Atrial Flutter Research at UCSF

Previous research at UCSF has been critical in understanding and curing patients with atrial flutter. From the first ablation ever performed to describing the typical atrial flutter circuit itself, UCSF researchers have contributed significantly to advancing the treatment of this disease. More recent research has described new variants of the disease, helping electrophysiologists around the world properly study and treat atrial flutter patients.
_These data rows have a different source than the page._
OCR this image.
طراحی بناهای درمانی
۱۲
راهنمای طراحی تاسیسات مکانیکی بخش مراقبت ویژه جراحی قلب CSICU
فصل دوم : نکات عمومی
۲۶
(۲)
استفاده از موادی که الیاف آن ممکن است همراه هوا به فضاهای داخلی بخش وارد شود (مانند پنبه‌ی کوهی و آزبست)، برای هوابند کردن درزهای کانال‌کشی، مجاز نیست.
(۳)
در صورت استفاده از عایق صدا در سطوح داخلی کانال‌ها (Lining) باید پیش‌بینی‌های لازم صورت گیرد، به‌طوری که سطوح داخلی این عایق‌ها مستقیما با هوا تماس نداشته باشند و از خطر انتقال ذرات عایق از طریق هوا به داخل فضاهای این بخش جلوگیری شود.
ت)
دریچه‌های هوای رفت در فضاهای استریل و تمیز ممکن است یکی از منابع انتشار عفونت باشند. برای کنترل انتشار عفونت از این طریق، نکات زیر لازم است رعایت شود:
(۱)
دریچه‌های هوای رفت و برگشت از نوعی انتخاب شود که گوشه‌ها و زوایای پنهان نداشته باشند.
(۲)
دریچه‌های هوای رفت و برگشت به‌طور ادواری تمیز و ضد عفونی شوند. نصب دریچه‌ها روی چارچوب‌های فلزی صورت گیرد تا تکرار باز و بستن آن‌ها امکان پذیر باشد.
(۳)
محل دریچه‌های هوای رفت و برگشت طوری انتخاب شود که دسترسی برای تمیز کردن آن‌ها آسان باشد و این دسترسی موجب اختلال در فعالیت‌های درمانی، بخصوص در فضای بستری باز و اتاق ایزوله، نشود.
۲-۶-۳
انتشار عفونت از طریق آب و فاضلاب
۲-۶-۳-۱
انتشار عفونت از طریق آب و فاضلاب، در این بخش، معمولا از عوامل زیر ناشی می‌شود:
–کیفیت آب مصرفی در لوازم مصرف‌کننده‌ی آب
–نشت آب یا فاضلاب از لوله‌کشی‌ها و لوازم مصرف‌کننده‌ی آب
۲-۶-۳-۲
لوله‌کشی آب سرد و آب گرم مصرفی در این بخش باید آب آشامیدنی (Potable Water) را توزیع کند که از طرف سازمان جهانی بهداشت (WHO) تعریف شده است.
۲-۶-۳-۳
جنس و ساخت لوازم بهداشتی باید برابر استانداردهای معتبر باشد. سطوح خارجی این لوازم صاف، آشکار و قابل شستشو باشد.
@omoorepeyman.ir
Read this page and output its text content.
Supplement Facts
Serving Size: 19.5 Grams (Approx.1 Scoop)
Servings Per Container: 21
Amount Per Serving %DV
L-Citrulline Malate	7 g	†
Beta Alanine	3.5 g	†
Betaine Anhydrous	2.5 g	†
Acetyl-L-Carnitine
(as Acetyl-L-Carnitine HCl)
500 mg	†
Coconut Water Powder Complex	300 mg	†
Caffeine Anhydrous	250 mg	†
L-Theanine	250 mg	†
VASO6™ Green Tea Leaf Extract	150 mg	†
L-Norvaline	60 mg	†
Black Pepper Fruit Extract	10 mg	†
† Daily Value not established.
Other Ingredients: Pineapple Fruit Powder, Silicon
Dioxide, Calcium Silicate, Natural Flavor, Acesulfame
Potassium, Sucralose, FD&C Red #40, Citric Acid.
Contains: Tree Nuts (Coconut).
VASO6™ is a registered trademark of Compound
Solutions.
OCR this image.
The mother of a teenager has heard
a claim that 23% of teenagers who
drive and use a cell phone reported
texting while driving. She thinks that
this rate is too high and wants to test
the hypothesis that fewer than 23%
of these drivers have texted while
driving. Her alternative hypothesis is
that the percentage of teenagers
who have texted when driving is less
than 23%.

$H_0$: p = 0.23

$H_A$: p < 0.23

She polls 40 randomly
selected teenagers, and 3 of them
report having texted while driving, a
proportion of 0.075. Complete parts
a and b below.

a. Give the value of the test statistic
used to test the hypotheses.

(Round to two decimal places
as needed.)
As part of the ongoing electrophysiology cohort study, Dr. Gregory Marcus is now collecting blood for DNA in atrial flutter patients. This collection now includes more than 150 patients. This effort has already resulted in several publications in peer-reviewed journals, and will help us understand the basic reasons that patients develop atrial flutter. The data obtained from this effort may also help to identify patients at risk and, by revealing the underlying causes, will be important in developing novel therapies to treat and ultimately even prevent this disease.